Yeah I'm not convinced... I don't see anything in the video that appears to be anything other than the normal functionality of the RemoteLink app by an authorized user. All of the functions listed (remote start, vehicle location, etc) are all normal functions of the app. Under normal use, the app will ask for a PIN for any command with security repercussions, and further commands in the same session will not require a PIN. I'd be very interested to know whether this "hack" is somehow capturing that PIN, or whether this is nothing more than a replay attack. Could be nothing more than copying the current login session from one phone to another...
Also, the remote-start thing is way overhyped. Remote starting a Chevy Volt does nothing more than turn on the A/C. You can't actually start the car and drive away without pressing the Power button, at which point the vehicle will look for and interrogate a valid key fob.
The biggest question I have so far is how he's managing to intercept the data stream between the RemoteLink app and GM. Presumably it communicates via HTTP (though one would hope HTTPS) I doubt that little box is intercepting 3G/4G cellular data, so I suspect that this is only possible via an insecure WiFi connection.

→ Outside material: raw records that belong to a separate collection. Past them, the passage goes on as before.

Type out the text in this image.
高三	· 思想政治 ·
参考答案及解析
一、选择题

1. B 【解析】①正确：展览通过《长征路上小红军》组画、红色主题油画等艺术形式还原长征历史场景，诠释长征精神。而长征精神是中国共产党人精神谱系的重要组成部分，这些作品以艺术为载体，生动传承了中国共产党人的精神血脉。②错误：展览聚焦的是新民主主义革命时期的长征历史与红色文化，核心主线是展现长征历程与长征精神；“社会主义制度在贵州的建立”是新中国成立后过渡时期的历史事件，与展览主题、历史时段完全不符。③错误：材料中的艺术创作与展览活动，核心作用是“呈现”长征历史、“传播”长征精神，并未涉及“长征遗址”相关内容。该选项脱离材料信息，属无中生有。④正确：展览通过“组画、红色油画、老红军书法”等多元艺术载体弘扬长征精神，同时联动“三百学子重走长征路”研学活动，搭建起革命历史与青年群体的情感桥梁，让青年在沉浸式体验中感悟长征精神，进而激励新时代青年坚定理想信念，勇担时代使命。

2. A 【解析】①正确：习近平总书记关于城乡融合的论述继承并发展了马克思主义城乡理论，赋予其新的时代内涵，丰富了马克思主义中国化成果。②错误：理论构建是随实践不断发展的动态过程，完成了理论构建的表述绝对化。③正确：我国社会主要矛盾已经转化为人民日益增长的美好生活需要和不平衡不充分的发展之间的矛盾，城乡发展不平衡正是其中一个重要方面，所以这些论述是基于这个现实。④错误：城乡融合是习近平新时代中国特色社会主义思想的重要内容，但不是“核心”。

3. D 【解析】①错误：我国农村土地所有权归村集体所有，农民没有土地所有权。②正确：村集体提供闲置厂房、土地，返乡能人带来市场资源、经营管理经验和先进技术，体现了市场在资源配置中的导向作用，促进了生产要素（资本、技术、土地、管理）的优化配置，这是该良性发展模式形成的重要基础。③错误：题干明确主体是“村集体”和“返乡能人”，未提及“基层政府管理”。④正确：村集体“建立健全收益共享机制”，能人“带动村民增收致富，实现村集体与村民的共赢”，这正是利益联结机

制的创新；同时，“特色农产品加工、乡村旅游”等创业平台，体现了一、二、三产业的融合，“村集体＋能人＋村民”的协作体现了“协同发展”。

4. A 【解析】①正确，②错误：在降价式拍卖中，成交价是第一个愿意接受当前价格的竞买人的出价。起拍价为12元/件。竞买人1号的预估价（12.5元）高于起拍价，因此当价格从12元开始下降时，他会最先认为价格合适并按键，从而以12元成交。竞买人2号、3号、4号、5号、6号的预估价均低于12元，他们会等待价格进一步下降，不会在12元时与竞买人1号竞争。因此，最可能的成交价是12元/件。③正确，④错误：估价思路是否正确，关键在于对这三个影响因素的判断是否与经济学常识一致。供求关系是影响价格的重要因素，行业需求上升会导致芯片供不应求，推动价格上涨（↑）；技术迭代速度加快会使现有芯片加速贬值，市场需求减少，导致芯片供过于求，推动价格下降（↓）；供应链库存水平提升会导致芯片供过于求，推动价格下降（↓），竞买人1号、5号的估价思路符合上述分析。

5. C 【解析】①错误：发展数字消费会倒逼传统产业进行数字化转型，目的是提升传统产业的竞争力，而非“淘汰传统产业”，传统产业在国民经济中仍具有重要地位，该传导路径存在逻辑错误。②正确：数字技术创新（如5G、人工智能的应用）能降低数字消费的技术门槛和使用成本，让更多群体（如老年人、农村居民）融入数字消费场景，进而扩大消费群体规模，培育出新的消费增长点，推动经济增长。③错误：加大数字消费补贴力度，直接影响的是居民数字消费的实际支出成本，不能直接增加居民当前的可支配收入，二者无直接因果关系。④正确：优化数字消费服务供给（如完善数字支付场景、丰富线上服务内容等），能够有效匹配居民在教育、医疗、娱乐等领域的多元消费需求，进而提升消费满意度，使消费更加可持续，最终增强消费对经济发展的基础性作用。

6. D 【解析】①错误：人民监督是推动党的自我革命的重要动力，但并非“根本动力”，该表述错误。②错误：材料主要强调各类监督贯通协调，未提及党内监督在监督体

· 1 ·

I agree, the video doesn't really prove anything. It simply looks like he's using the app normally. I could make an identical video with my own Volt. I assume he's actually doing what he claims, but the lack of detail in the video means it isn't actually proof of anything.
The SIM800L seen in his device is a quad-band GSM module. He also has a Raspberry Pi and a RTL8187L wireless NIC in there. It seems like it's a MITM attack between the app and OnStar's servers, but the GSM module makes me think he might be generating cellular packets to send directly to the target vehicle. The app doesn't even automatically refresh the displayed vehicle status info just by opening the app, so it doesn't seem like simply opening the app would trigger an OnStar-to-vehicle cellular connection that he could take advantage of.
I suppose it could be for intercepting the app's traffic over a cellular connection, but it seems like breaking into that data stream would be more complex than hijacking a Wi-Fi connection (though I admittedly don't know too much about data over cellular connections). It looks like all of the iPhones that are in use are on VZW cellular connections (the screenshot of the map is on Wi-Fi).
Maybe it's just to give the OwnStar cellular connection ability to report the target vehicle info to him from anywhere? That seems a bit excessive for a PoC for local testing, but I guess if he's taking it to DefCon, he would want it to work there.
If he is doing something with a direct cellular connection, it's somewhat mitigated by the fact that '14 and older models use VZW CDMA for OnStar service, while '15 and newer models have switched to AT&T. I'm sure it wouldn't be too hard to use a different cellular radio in the OwnStar, but it does make the target vehicles somewhat heterogeneous.